Before I go further let me explain pharmacy techs jobs a little more. When things reject in insurance it is the job of the pharmacy worker to try to solve the issue-- today when I asked about solving my problem about the monthly limit- I asked if Medicaid still did TARs (Treatment Authorization Referrals) that the pharmacy has to do, or is a P.A. (Physician Authorization), required for the monthly fill limit to be fixed-- I was told to call to fix it.... when it is entirely the pharmacy technicians job. I do not have an NPI. I do not have a DEA number either. How am I supposed to deal with Medicaid? Especially when it is no longer my job? Countless other times I have also come to pick up items that were supposed to be ready only to find that they were, yes, on hold, not yet filled, because they were not filled and the action note (you know with the contact the patient part done) and I couldn't ask the idiot technician handling the prescription what insurance were they trying because I have a couple in my file due to some reasons and sometimes the computer messes up and will assign like the Topamax card to try to pay for something else that is not Topamax, and the moron handling the prescription just sees that itis rejected by insurance, puts it on hold, and makes no attempt to contact the patient... who is me.

So because today when I called to fill my anti-depressant, which given that I've been dealing with serious PTSD lately, and I have bad depression, it is an important medicine, and check to see if my seizure RX was received and filled, imagine my disdain when I found out that the seizure medicine was on hold... and no one had even contacted me to tell me hey- it didn't go through insurance. The person on the phone actually had the audacity to tell me that I could not fill my anti-depressant until the first of the month because I had exceeded my fill limit! I was astounded, offended, shocked, and disgusted. This person actually I think broke law if I recall correctly because they advised me to go off a prescription medication for 2 days... That is medical advice-- Only pharmacists can give that.

I asked if I had anything that was already prepared and not yet picked up, and I was told that yes, there were 2 RXs ready but not yet picked up, so I requested that they be returned and the person on the phone was upset at me! I am now a patient, and I was making a request that two medications that were "as needed" in the directions be put back so I could fill two medications that were one important to my mental health and one direly important to my physical health, and I was getting flack? How dare they?! For starters they had no right, because the seizure medication should have already been filled, and I should had been called when it didn't go through the insurance, but because this store is full of lazy employees, they rather just see the insurance reject it, and they put the RX "on hold" or not filled, and just lying in wait in the system, and so there is no way that the patient will EVER know about it.
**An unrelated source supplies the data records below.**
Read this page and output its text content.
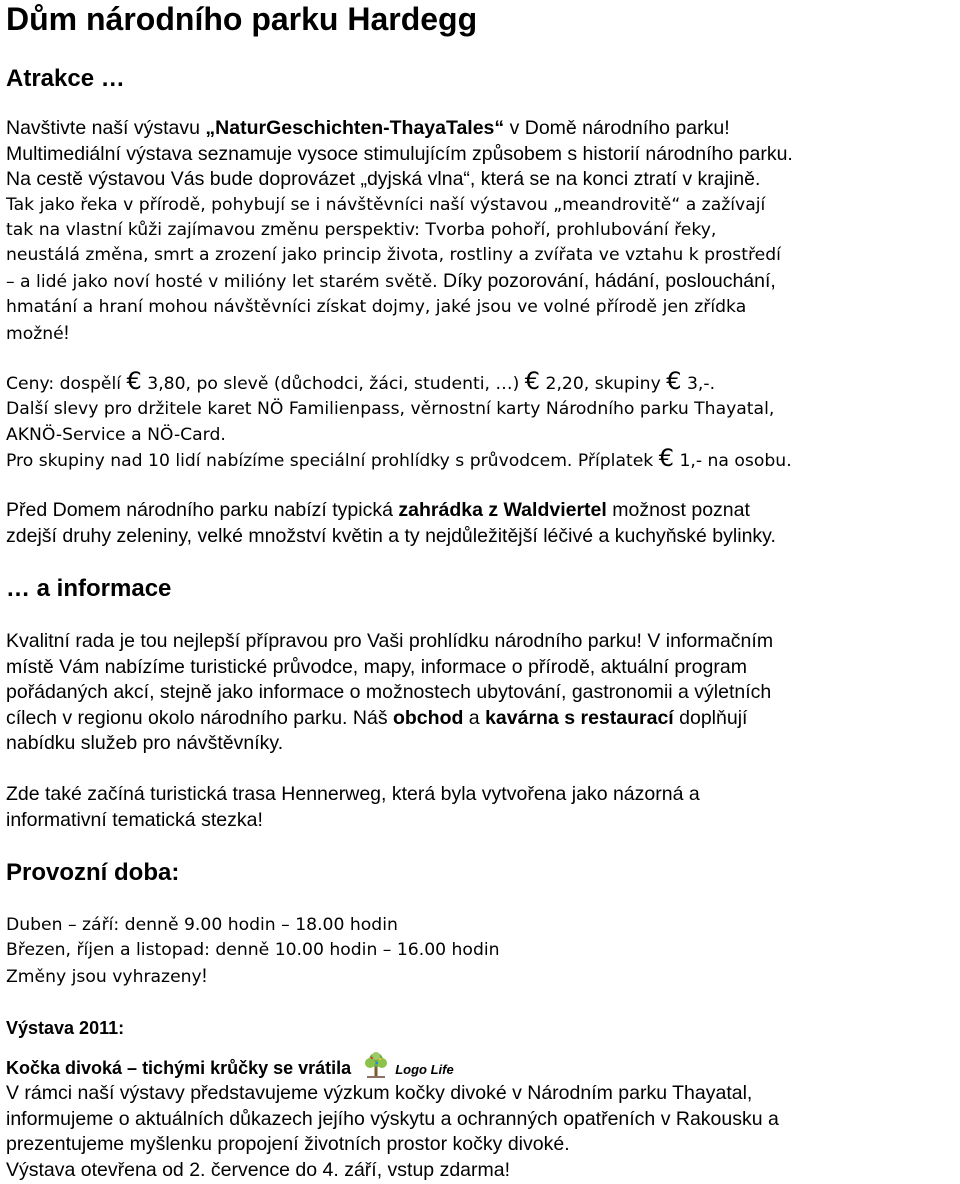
Dům národního parku Hardegg
Atrakce …
Navštivte naší výstavu „NaturGeschichten-ThayaTales“ v Domě národního parku!
Multimediální výstava seznamuje vysoce stimulujícím způsobem s historií národního parku.
Na cestě výstavou Vás bude doprovázet „dyjská vlna“, která se na konci ztratí v krajině.
Tak jako řeka v přírodě, pohybují se i návštěvníci naší výstavou „meandrovitě“ a zažívají
tak na vlastní kůži zajímavou změnu perspektiv: Tvorba pohoří, prohlubování řeky,
neustálá změna, smrt a zrození jako princip života, rostliny a zvířata ve vztahu k prostředí
– a lidé jako noví hosté v milióny let starém světě. Díky pozorování, hádání, poslouchání,
hmatání a hraní mohou návštěvníci získat dojmy, jaké jsou ve volné přírodě jen zřídka
možné!
Ceny: dospělí € 3,80, po slevě (důchodci, žáci, studenti, …) € 2,20, skupiny € 3,-.
Další slevy pro držitele karet NÖ Familienpass, věrnostní karty Národního parku Thayatal,
AKNÖ-Service a NÖ-Card.
Pro skupiny nad 10 lidí nabízíme speciální prohlídky s průvodcem. Příplatek € 1,- na osobu.
Před Domem národního parku nabízí typická zahrádka z Waldviertel možnost poznat
zdejší druhy zeleniny, velké množství květin a ty nejdůležitější léčivé a kuchyňské bylinky.
… a informace
Kvalitní rada je tou nejlepší přípravou pro Vaši prohlídku národního parku! V informačním
místě Vám nabízíme turistické průvodce, mapy, informace o přírodě, aktuální program
pořádaných akcí, stejně jako informace o možnostech ubytování, gastronomii a výletních
cílech v regionu okolo národního parku. Náš obchod a kavárna s restaurací doplňují
nabídku služeb pro návštěvníky.
Zde také začíná turistická trasa Hennerweg, která byla vytvořena jako názorná a
informativní tematická stezka!
Provozní doba:
Duben – září: denně 9.00 hodin – 18.00 hodin
Březen, říjen a listopad: denně 10.00 hodin – 16.00 hodin
Změny jsou vyhrazeny!
Výstava 2011:
Kočka divoká – tichými krůčky se vrátila	Logo Life
V rámci naší výstavy představujeme výzkum kočky divoké v Národním parku Thayatal,
informujeme o aktuálních důkazech jejího výskytu a ochranných opatřeních v Rakousku a
prezentujeme myšlenku propojení životních prostor kočky divoké.
Výstava otevřena od 2. července do 4. září, vstup zdarma!
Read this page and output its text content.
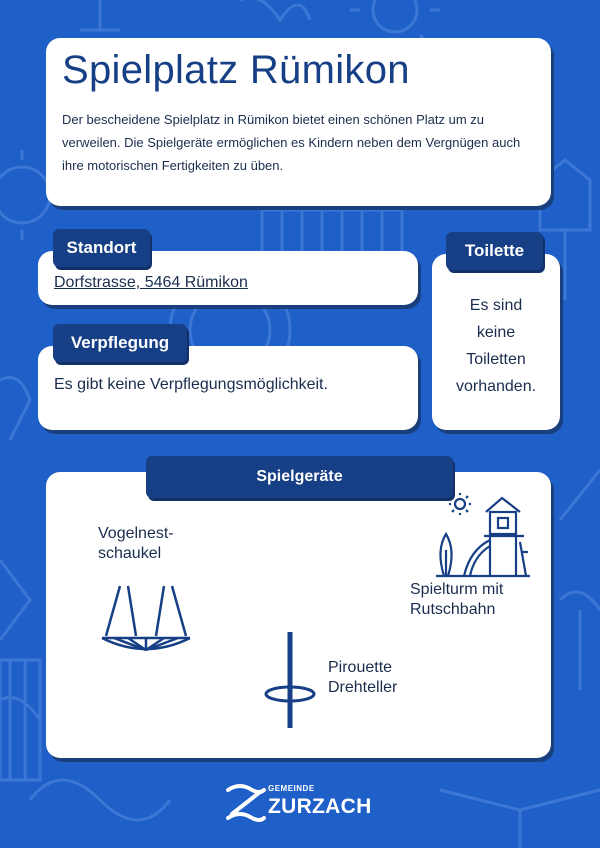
Spielplatz Rümikon

Der bescheidene Spielplatz in Rümikon bietet einen schönen Platz um zu verweilen. Die Spielgeräte ermöglichen es Kindern neben dem Vergnügen auch ihre motorischen Fertigkeiten zu üben.

Dorfstrasse, 5464 Rümikon
Standort

Es gibt keine Verpflegungsmöglichkeit.

Verpflegung

Es sind
keine
Toiletten
vorhanden.

Toilette

Vogelnest-
schaukel

Spielturm mit
Rutschbahn

Pirouette
Drehteller

Spielgeräte
GEMEINDE
ZURZACH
How many prescriptions are CVS pharmacy employees putting on hold, like so many of mine, because they are too lazy to fill out the action notes of why it didn't go through insurance, contacting the patient and telling them that it didn't go through insurance-or even before that- trying to SOLVE the insurance problem. I mean how many RXs are going on hold because technicians get a refill of an important heart medication or cancer medication approved but somehow a discount card for a skin cream gets put as the primary insurance and so it rejects in the insurance, and they put it on hold, the patient calls to see if their medicine is ready, and no, it will never be ready. There is a reason that CVS has policies to contact patients when refills are denied, when insurances reject, and automated calls go out to patients when things are ready, safety, safety and convenience.